« Lorsque nous avons recensé l’ensemble des dispositifs existants en lien avec la surveillance de la résistance aux antibiotiques, nous ne nous attendions pas à en trouver autant. », raconte Lucie Collineau, chargée de recherche dans l’unité Épidémiologie et appui à la surveillance du laboratoire de Lyon de l’Anses. Entre les surveillances des bactéries résistantes, celles de l’utilisation des antibiotiques et la surveillance de résidus d’antibiotiques dans les aliments ou l’environnement, ce ne sont pas moins de 48 programmes qui étaient consacrés à l’antibiorésistance en France en 2021.
Le projet Surv1Health, financé par le programme Ecoantibio 2, visait à améliorer la transversalité de la surveillance de l’antibiorésistance en France, en ayant une vision complète de ces dispositifs, des acteurs impliqués, des objectifs de chacun et des collaborations déjà en place. L’Anses, Santé publique France et le ministère chargé de l’Agriculture ont mené ce projet de 2020 à 2023.
Surv1Health visait également à renforcer la surveillance dans les domaines pour lesquels les efforts sont insuffisants. Or, si 35 programmes concernent la santé humaine, trois seulement s’intéressent aux aliments et un seul à la détection des résidus d’antibiotiques dans l’environnement. La surveillance en santé animale concerne 12 dispositifs.

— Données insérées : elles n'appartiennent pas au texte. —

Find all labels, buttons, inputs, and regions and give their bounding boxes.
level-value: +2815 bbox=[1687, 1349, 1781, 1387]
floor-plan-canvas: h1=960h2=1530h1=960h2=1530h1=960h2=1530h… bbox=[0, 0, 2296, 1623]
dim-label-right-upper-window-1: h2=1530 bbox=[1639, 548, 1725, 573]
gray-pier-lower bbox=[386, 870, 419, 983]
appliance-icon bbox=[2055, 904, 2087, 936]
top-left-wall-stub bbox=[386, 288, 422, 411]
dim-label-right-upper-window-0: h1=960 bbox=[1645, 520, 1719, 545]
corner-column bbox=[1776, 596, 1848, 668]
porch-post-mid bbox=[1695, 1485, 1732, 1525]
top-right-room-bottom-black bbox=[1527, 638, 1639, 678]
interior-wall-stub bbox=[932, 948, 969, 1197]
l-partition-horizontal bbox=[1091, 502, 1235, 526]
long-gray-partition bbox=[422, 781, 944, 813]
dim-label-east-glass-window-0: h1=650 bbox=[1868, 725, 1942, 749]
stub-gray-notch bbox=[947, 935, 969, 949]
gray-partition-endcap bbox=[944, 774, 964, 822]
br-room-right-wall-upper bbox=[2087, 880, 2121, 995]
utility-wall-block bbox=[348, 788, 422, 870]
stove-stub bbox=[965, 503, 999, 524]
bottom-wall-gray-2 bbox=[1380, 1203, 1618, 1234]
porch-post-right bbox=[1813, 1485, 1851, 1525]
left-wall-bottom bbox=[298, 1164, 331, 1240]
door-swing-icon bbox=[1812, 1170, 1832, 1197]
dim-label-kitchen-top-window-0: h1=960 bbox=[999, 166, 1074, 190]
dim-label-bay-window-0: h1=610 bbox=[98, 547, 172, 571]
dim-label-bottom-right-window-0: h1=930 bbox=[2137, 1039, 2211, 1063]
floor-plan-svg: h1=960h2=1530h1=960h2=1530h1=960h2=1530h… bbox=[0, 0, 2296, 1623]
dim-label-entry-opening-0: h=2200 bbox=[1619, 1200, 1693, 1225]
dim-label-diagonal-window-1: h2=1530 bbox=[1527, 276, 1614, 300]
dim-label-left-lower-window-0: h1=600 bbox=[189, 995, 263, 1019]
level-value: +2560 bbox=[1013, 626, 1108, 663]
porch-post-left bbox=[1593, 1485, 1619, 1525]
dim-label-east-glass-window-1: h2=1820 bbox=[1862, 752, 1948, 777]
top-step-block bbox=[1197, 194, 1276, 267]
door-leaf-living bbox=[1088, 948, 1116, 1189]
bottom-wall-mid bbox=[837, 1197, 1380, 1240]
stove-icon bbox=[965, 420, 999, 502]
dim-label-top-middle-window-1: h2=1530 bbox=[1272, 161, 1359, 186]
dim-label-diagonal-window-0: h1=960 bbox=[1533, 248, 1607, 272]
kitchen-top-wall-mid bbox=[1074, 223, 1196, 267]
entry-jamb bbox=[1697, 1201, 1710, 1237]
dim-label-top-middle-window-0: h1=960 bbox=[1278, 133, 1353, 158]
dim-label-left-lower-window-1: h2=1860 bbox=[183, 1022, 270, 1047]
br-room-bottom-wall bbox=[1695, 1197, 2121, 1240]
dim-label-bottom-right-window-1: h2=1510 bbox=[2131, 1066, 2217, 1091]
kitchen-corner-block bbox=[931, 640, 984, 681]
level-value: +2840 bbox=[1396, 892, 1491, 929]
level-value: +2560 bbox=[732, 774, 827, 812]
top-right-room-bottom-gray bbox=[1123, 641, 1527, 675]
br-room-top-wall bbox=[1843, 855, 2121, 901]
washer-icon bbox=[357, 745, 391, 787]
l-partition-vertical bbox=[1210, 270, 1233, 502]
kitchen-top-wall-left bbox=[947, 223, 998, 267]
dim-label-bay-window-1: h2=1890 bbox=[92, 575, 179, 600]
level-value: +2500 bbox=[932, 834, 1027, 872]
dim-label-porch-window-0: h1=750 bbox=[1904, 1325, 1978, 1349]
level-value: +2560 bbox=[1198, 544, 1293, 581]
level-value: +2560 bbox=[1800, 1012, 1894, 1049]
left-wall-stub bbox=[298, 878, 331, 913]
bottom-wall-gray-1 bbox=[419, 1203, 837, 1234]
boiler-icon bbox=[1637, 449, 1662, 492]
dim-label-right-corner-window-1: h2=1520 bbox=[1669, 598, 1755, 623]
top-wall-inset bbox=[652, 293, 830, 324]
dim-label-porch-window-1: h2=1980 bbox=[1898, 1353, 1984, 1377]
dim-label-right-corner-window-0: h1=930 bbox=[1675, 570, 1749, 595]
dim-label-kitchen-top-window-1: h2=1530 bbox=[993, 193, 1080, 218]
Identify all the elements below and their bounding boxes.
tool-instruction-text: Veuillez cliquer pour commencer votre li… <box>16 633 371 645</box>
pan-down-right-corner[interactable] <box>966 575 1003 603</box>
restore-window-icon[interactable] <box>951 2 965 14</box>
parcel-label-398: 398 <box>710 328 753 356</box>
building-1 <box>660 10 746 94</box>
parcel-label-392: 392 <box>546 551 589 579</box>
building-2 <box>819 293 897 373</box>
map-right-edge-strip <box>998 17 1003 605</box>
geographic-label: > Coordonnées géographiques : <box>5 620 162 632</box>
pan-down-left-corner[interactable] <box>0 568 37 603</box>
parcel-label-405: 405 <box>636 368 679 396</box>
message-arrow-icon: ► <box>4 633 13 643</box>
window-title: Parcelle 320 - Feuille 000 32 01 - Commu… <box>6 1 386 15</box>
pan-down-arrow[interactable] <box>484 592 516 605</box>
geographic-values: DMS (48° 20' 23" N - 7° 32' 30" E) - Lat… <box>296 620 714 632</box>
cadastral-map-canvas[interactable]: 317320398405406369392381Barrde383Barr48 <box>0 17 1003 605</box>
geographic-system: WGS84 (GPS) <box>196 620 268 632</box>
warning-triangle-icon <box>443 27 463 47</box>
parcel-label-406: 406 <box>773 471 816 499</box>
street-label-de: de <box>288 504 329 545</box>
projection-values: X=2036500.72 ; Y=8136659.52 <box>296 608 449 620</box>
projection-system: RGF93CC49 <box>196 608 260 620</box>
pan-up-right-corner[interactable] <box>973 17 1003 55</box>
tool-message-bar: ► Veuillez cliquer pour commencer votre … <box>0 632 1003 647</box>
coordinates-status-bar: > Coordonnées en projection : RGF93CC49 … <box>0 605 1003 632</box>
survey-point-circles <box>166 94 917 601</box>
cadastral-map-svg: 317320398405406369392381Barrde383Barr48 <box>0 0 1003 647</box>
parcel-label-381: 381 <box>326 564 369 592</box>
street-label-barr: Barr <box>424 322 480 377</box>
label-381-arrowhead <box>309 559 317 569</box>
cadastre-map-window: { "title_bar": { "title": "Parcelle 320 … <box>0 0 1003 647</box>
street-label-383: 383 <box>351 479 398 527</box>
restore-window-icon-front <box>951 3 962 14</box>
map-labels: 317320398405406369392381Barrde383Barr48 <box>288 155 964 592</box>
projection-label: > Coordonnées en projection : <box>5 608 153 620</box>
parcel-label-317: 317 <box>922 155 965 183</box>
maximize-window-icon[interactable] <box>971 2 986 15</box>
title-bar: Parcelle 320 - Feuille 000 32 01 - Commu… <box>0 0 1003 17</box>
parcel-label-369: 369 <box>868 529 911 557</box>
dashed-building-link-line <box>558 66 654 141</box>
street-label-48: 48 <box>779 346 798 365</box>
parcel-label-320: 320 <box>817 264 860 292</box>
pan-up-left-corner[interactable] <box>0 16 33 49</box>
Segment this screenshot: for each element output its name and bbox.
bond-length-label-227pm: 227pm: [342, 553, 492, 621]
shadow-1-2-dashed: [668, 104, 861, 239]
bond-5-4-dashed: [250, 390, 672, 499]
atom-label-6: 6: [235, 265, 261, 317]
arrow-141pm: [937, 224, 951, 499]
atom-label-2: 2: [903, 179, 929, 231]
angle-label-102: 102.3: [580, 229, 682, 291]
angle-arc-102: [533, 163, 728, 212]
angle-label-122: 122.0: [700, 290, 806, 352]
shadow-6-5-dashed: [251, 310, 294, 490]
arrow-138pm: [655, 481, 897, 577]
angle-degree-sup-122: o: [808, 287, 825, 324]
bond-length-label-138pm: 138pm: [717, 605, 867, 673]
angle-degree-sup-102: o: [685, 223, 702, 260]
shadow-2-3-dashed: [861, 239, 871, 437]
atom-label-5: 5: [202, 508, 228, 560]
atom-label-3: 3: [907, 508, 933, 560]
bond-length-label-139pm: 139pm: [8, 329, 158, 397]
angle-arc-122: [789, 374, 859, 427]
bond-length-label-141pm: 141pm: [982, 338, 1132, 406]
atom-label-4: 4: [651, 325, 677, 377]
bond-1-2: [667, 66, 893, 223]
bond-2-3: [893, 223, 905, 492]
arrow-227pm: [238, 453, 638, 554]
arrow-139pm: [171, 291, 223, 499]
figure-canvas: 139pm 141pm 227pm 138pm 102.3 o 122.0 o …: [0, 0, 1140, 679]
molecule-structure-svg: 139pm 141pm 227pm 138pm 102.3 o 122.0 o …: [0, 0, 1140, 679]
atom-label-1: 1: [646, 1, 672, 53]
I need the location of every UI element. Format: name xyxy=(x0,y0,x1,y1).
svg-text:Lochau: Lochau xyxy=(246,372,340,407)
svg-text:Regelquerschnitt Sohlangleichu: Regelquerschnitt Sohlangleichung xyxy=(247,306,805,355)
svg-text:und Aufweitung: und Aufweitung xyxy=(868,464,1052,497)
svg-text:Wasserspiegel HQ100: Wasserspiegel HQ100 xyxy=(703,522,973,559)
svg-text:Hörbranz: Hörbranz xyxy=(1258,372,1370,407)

Des dispositifs très nombreux et fragmentés
« La multiplicité des programmes s’explique par l’organisation de la surveillance, note la scientifique. Par exemple, pour la santé humaine, ce sont les centres nationaux de référence consacrés à une bactérie en particulier qui surveillent sa résistance aux antibiotiques. En santé animale, la surveillance se structure plutôt par espèce animale. Il existe aussi des réseaux de surveillance très spécifiques, comme le réseau Vigimyc qui surveille les mycoplasmoses des ruminants, et dont une partie de l’activité est consacrée à surveiller l’évolution de la sensibilité des mycoplasmes aux antibiotiques. »
L’ensemble de ces dispositifs produit une grande quantité de données mais de manière très fragmentée. Par ailleurs, les collaborations qui existent déjà entre les spécialistes de la santé animale et de la santé humaine sont généralement le fruit de volontés personnelles de scientifiques plutôt que de collaborations institutionnalisées. « Il n’existe pas d’instance pour coordonner ces surveillances et définir des indicateurs communs. Il manque également un groupe de travail dédié à l’analyse croisée des données collectées. Cela rend difficile une réelle surveillance “ One Health - Une seule santé” », explique Lucie Collineau. Un autre frein est la différence de méthodes employées et de données collectées. Par exemple, la résistance des bactéries à certaines molécules interdites en médecine vétérinaire est surveillée chez l’être humain mais pas systématiquement chez les animaux.
Des projets en cours pour structurer une surveillance One Health de l’antibiorésistance
Le projet Surv1Health a analysé la situation telle qu’elle était en 2021. Depuis, le projet Promise, coordonné par l’Inserm et auquel participe activement l’Anses, a débuté. Ce projet, qui vise à structurer les réseaux existants sur l’antibiorésistance, inclut la construction d’une base de données pour rassembler les résultats des différents dispositifs de surveillance, l’identification d’indicateurs communs d’antibiorésistance, ainsi que des études pilotes pour une analyse conjointe des résultats. Promise vise également à mettre en place un dispositif national de surveillance des bactéries résistantes aux antibiotiques dans l’environnement, notamment dans les eaux de surface. « Les projets Surv1Health et Promise ont été élaborés dans une même optique. Les résultats de l’un nourrissent l’autre. Promise nous permet de répondre aux manquements identifiés dans Surv1health mais comme il ne dure que trois ans, la question de créer une organisation transversale pérenne reste ouverte. »
Des actions pour favoriser la transdisciplinarité au niveau européen sont également en cours avec le projet EU-Jamrai 2 qui vient de débuter et dans lequel l’Anses co-anime notamment les travaux visant à mieux coordonner les dispositifs de surveillance européens et à analyser conjointement leurs résultats.